Ikhbar.com: Anggota Komisi IV DPR RI, Prof. Dr. Ir. H. Rokhmin Dahuri menegaskan bahwa kemajuan sektor pertanian harus ditopang kebijakan kredit yang murah, pembangunan infrastruktur, peningkatan teknologi, serta jaminan sarana produksi dan harga pasar.
“Tanpa dukungan itu, produktivitas dan kesejahteraan petani sulit meningkat secara berkelanjutan,” ujarnya saat meninjau Kelompok Madu Tani II di Desa Gebang Udik dan Desa Gebang Kulon, Kecamatan Gebang, Kabupaten Cirebon, Jawa Barat, Ahad, 15 Februari 2026.
Dalam kunjungan tersebut, Prof. Rokhmin melihat langsung pemanfaatan bantuan alat dan mesin pertanian berupa traktor roda empat yang telah digunakan petani selama tiga bulan terakhir. Ia menilai alsintan itu berdampak nyata pada efisiensi kerja di lapangan.
“Bantuan yang sudah diberikan harus dirawat dengan baik, dan jika ada kendala segera berkoordinasi dengan Dinas Pertanian agar usaha tidak menurun tanpa pendampingan,” kata Prof. Rokhmin.
Baca: Prof. Rokhmin Bahas Transformasi Digital bersama Akademisi Eropa dan Asia
Kelompok Madu Tani II yang dipimpin Piroh mengelola sekitar 30 hektare lahan dengan komoditas utama padi, bawang merah, jagung, dan tebu. Produksi padi mencapai sekitar 7 ton gabah per hektare dengan harga Rp6.500 per kilogram, sementara usaha bawang merah membutuhkan modal sekitar Rp150 juta dengan potensi keuntungan hingga Rp50 juta per panen.

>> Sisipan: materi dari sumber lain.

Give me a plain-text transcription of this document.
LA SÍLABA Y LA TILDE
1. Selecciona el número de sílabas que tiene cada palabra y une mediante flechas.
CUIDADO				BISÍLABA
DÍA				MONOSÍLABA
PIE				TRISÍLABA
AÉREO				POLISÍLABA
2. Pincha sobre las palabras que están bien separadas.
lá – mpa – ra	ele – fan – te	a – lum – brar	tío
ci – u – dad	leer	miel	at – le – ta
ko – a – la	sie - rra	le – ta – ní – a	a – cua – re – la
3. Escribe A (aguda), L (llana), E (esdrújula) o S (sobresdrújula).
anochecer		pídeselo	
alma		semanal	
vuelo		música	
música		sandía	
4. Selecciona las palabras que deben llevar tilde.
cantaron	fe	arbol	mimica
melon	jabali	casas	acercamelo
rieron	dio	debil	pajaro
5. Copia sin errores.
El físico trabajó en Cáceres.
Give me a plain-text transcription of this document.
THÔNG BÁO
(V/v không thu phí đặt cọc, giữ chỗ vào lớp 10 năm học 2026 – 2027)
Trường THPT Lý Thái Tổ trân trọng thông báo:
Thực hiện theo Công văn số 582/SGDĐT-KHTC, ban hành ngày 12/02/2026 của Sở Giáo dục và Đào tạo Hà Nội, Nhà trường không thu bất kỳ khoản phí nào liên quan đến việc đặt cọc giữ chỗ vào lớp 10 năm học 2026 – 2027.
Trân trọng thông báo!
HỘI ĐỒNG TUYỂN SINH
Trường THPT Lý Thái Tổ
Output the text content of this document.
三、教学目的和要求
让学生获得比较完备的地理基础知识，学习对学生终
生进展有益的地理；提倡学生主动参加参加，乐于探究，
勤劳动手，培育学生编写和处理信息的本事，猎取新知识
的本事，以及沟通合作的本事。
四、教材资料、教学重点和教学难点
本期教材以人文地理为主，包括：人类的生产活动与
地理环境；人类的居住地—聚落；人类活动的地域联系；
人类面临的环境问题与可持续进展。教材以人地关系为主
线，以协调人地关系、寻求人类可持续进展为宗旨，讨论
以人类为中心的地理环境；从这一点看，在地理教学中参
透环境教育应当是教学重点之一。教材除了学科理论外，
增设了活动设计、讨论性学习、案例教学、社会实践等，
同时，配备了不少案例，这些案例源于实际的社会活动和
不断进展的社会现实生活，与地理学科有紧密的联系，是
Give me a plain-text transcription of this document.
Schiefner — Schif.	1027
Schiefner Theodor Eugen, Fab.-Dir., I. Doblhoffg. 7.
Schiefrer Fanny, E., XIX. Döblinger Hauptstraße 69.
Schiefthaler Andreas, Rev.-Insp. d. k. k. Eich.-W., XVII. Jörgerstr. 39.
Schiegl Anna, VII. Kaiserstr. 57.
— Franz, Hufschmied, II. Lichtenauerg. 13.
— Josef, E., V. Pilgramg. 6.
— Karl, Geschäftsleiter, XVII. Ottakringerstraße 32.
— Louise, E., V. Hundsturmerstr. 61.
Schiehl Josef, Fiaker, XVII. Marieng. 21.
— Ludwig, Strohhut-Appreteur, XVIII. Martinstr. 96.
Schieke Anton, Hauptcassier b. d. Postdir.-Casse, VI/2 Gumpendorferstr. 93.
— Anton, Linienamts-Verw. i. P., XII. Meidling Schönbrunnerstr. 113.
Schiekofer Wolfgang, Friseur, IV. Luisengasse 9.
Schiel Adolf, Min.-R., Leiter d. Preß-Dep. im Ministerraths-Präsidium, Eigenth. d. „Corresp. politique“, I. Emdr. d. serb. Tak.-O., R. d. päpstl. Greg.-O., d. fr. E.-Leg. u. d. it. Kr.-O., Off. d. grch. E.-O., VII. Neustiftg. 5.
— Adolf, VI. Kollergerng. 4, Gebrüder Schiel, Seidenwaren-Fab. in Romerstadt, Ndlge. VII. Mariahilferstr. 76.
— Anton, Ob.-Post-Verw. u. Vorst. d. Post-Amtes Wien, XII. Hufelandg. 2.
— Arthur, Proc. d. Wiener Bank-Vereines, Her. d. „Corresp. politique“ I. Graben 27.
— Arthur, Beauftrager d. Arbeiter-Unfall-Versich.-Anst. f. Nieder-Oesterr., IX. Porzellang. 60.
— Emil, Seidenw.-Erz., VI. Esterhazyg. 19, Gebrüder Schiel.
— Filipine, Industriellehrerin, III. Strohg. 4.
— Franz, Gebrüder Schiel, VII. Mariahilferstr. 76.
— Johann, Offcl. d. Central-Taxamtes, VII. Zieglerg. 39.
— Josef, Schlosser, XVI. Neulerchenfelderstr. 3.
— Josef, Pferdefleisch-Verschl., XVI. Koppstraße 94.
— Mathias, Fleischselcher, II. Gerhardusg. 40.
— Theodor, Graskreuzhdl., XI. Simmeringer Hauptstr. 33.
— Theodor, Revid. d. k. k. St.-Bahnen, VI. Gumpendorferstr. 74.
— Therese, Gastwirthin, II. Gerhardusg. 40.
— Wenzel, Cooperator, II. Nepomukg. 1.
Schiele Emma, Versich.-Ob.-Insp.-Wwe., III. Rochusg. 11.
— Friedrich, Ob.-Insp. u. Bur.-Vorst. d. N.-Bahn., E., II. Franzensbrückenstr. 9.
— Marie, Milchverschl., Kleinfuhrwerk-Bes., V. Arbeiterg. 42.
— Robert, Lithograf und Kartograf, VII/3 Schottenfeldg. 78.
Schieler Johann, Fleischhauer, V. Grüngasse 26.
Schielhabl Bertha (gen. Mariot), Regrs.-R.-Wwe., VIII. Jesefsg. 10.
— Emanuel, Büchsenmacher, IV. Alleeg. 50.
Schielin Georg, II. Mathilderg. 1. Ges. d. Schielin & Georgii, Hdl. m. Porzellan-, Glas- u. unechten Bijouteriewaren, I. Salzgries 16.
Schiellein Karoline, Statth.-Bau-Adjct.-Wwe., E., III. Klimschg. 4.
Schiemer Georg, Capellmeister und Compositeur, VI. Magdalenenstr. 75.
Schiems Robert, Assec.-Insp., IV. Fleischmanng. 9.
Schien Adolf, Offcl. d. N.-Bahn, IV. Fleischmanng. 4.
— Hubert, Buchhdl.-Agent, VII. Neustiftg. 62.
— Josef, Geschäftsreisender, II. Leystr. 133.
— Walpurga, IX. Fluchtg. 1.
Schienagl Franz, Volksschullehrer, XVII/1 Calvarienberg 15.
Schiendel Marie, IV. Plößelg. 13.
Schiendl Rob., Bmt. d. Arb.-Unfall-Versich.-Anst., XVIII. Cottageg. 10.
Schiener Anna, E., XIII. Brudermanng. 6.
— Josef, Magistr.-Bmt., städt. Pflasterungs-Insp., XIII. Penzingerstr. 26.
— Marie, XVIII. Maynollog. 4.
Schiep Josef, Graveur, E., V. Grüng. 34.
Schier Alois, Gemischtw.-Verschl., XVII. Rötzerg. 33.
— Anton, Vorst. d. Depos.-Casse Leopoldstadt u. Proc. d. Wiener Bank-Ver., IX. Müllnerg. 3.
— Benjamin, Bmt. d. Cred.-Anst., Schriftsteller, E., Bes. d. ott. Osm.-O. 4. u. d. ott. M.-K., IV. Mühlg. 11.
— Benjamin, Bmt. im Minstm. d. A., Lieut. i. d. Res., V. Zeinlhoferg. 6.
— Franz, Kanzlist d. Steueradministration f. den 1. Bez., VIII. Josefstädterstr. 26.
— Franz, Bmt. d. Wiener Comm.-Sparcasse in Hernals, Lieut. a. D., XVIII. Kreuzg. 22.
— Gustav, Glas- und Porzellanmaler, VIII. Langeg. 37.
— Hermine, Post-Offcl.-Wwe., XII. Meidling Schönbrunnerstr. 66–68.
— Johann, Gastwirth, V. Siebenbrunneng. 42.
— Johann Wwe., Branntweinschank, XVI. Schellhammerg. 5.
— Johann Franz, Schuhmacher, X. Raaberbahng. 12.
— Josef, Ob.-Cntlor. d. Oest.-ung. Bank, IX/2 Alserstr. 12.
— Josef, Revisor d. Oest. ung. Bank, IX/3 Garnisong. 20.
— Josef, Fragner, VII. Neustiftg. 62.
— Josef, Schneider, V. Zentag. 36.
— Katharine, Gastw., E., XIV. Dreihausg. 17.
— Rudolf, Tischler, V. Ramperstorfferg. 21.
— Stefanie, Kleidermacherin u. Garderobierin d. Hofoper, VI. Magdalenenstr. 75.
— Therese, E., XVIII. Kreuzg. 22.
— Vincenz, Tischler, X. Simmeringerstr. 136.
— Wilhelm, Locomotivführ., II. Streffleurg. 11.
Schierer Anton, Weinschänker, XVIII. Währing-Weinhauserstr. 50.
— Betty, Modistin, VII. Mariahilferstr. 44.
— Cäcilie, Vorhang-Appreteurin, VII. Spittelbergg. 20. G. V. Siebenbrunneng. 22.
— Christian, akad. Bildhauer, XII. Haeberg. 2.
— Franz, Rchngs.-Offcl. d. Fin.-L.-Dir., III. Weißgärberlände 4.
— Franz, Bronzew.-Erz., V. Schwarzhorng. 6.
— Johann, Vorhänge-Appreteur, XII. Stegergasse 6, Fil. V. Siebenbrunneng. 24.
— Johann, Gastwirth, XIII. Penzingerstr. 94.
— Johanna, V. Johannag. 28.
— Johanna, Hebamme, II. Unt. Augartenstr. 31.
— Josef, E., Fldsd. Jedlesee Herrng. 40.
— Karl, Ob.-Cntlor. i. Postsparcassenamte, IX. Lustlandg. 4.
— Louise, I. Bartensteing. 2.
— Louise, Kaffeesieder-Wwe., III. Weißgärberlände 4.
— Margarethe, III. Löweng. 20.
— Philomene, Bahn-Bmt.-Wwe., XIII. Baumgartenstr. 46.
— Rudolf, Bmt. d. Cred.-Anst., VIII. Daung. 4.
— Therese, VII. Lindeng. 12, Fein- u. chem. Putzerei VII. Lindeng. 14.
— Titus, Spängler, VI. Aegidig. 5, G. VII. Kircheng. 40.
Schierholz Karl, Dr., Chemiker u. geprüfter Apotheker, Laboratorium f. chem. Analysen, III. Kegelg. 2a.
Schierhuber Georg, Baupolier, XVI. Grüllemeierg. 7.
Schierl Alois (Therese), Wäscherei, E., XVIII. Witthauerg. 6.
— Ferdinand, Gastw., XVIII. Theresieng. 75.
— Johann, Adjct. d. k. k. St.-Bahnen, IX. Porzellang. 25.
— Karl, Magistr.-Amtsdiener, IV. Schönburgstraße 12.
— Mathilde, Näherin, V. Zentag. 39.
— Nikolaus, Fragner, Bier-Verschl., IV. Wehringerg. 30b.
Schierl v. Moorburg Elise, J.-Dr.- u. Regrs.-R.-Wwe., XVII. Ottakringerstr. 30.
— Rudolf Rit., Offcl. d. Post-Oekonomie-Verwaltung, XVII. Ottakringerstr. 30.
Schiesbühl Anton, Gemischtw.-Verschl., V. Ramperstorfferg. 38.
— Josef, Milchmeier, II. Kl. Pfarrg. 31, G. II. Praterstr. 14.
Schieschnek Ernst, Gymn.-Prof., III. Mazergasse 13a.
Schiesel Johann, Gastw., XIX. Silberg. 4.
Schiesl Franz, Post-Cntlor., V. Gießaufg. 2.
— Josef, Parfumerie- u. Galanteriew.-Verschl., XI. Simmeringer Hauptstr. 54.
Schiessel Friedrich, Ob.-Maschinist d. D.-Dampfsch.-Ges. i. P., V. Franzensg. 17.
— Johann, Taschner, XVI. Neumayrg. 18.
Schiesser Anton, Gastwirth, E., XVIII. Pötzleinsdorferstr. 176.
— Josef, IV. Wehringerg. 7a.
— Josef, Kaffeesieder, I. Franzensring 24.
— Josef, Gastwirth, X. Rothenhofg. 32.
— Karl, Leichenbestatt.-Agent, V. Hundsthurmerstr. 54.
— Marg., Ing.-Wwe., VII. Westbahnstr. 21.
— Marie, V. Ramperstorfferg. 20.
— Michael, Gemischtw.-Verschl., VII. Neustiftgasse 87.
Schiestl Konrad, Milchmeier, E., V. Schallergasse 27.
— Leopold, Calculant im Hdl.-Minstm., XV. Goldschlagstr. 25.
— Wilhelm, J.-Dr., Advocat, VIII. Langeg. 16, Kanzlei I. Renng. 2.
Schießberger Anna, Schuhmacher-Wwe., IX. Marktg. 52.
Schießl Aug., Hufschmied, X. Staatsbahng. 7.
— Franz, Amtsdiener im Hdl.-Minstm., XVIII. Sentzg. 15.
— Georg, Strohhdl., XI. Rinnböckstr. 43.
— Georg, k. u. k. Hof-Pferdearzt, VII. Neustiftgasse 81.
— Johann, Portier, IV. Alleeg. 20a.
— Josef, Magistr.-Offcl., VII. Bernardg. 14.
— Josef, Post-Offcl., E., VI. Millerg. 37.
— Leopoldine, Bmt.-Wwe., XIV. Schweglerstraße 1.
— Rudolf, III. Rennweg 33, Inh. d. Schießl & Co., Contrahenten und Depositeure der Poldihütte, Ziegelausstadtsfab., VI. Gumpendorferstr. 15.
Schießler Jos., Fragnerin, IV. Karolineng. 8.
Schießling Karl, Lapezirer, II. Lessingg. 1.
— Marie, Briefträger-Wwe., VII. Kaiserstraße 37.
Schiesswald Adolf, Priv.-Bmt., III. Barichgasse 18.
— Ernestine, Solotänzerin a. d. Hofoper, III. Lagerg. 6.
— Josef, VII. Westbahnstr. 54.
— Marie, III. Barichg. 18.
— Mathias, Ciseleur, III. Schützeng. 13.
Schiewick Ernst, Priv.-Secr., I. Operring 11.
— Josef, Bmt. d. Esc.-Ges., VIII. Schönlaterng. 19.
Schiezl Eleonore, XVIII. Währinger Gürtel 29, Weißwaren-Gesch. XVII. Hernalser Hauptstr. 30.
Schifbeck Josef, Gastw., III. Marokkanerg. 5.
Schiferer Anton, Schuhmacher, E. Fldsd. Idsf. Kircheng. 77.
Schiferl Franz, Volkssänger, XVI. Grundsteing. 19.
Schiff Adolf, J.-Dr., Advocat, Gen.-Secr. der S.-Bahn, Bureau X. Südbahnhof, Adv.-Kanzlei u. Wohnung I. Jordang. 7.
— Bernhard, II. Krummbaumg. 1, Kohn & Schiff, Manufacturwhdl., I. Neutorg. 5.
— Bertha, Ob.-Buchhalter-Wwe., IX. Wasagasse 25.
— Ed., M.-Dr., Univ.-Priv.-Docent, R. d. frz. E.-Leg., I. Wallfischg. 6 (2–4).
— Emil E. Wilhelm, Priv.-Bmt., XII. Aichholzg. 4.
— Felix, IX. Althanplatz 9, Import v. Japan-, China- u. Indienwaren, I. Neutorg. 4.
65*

Pemanfaatan traktor roda empat mempercepat pengolahan lahan. Petani dapat menyelesaikan satu hektare lahan hanya dalam satu hari, dari pukul 07.00 hingga 13.00. Sebelumnya, pengolahan lahan dengan tenaga kerbau membutuhkan waktu hingga lima hari. Perawatan alsintan dilakukan secara rutin dan hingga kini belum mengalami kerusakan.
Di sisi lain, Prof. Rokhmin mengakui masih ada persoalan yang dihadapi petani. Ia menyoroti mekanisme pembelian solar bersubsidi yang menggunakan sistem barcode dan dinilai menyulitkan petani.
“Akibatnya petani membeli secara eceran dengan harga lebih mahal, padahal kebutuhan solar bisa mencapai 20 liter per hektare,” ungkapnya.
Selain itu, ia juga menyinggung kondisi jalan usaha tani di wilayah Gebang, Gebang Udik, dan Gebang Mekar yang rusak sehingga menghambat distribusi hasil panen. Prof. Rokhmin menyebut persoalan tersebut perlu segera ditangani agar rantai distribusi tidak mengurangi nilai jual produk pertanian.
Menanggapi berbagai aspirasi tersebut, Prof. Rokhmin memastikan akan menjadikannya sebagai bahan dalam penyusunan kebijakan. Ia menyebut dukungan alsintan akan terus diupayakan dengan kuota sekitar 40 unit per tahun meski belum semua petani dapat terfasilitasi.
“Kita ingin kebijakan yang hadir benar-benar menyentuh kebutuhan petani di lapangan,” katanya.
Ia juga menekankan pentingnya pencatatan data permodalan dan keuntungan kelompok tani secara tertulis agar menjadi dasar kebijakan yang lebih tepat sasaran. Dengan sinergi kebijakan yang kuat dan dukungan konkret, Prof. Rokhmin optimistis kesejahteraan petani dapat meningkat secara nyata.